This table comes courtesy of UC Berkeley's Emmanuel Saez and the Paris School of Economics' Thomas Piketty, everyone's favorite inequality-tracking researchers (thanks to Annie Lowrey for pointing out the paper). They've added preliminary 2012 numbers to their dataset on growth in Americans' — and in particular rich Americans' — incomes, which gives us three years of data (2010, 2011, 2012) during the recovery, in addition to the full 2007-2009 span of the Great Recession. That lets us compare what happened to incomes in the recovery to what happened in past recoveries, and what happened during the recession to what happened in past recessions.

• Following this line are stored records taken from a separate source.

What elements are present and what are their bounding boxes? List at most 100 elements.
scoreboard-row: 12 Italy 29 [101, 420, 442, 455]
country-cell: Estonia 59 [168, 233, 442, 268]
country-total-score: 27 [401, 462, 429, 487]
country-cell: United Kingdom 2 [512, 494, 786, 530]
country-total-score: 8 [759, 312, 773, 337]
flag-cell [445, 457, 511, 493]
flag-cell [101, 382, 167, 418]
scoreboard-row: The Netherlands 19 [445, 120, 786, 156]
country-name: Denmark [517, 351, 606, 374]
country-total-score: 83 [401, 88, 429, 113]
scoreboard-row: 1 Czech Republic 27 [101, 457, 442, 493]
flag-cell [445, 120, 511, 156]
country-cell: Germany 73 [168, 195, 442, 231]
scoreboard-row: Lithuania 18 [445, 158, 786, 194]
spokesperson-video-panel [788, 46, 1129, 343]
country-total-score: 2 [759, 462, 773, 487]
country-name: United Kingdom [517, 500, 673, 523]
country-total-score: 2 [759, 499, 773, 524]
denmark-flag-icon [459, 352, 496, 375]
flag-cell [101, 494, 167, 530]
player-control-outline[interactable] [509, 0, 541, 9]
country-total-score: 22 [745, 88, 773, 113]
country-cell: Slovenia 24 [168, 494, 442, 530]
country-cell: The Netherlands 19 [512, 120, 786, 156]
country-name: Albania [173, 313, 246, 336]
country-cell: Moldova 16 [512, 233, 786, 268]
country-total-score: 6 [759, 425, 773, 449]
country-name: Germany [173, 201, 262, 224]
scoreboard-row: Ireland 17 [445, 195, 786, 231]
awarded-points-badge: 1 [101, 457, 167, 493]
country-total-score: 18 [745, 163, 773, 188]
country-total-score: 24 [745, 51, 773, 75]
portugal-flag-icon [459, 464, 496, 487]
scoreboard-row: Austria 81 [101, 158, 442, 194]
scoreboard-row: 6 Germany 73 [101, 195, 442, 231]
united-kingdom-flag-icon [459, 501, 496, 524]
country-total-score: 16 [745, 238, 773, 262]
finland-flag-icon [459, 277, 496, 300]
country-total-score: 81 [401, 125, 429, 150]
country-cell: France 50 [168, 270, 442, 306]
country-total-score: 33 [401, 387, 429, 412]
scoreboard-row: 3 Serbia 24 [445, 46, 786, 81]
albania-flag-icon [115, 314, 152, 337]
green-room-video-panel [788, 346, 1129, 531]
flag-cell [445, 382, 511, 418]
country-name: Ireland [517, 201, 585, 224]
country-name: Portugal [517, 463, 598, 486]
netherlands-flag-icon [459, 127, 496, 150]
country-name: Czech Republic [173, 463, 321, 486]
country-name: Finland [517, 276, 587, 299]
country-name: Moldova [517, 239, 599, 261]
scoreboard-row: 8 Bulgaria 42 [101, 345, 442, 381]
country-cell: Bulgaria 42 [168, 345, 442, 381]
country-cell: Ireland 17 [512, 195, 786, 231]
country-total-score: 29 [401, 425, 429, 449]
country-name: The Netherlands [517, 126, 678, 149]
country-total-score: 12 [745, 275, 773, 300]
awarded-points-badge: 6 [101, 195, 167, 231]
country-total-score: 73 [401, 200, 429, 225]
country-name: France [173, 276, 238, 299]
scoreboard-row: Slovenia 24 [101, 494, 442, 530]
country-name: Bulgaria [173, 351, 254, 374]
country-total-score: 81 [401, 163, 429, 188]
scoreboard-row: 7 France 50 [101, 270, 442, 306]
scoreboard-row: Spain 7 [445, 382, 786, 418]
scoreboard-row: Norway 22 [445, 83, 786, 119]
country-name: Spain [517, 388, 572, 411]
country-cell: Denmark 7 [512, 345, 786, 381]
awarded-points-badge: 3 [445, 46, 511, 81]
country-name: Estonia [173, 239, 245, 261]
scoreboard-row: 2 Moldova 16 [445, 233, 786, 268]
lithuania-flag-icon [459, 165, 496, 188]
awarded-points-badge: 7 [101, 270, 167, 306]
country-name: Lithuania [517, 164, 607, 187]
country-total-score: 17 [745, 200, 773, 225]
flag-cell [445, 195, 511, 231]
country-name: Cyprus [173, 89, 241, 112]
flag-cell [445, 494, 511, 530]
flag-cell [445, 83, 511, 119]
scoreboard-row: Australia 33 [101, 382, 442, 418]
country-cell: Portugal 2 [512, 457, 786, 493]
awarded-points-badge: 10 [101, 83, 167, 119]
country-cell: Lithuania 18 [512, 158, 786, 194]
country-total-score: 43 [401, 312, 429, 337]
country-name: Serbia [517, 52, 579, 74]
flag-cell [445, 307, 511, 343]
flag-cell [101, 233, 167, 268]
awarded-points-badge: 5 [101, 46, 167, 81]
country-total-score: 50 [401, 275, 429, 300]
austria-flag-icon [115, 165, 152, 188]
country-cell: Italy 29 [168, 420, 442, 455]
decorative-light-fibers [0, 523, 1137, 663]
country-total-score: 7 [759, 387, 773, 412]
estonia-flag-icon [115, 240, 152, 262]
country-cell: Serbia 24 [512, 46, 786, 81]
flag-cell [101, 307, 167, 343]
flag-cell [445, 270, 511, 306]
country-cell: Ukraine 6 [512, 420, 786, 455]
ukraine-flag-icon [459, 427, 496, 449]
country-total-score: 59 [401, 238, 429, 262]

Shockingly — shockingly — what they found is that while only 49 percent of the decline in incomes during the recession was born by the top 1 percent (whose income share fell to 18.1 percent due to the recession), 95 percent of income gains since the recovery started have gone to them. This is a big change from past recessions and recoveries. Only 65 percent of the expansion under George W. Bush, and 45 percent of that under Bill Clinton, went to the top 1 percent. The rich bore a greater share of the 2001 recession's damage than of the Great Recession's, and the differential between the amount lost in the recession and gained in the recovery was much smaller last decade.
"Overall, these results suggest that the Great Recession has only depressed top income shares temporarily and will not undo any of the dramatic increase in top income shares that has taken place since the 1970s," Piketty and Saez conclude. "Indeed, the top decile income share in 2012 is equal to 50.4%, the highest ever since 1917 when the series start."
It's important to note that the Piketty and Saez data focuses on money income before-tax/transfer income, and so doesn't take into account non-income compensation (like pensions, health benefits, etc.) or the effects of tax and transfer programs. But it's still a pretty bleak picture. You can't eat your vision plan, after all.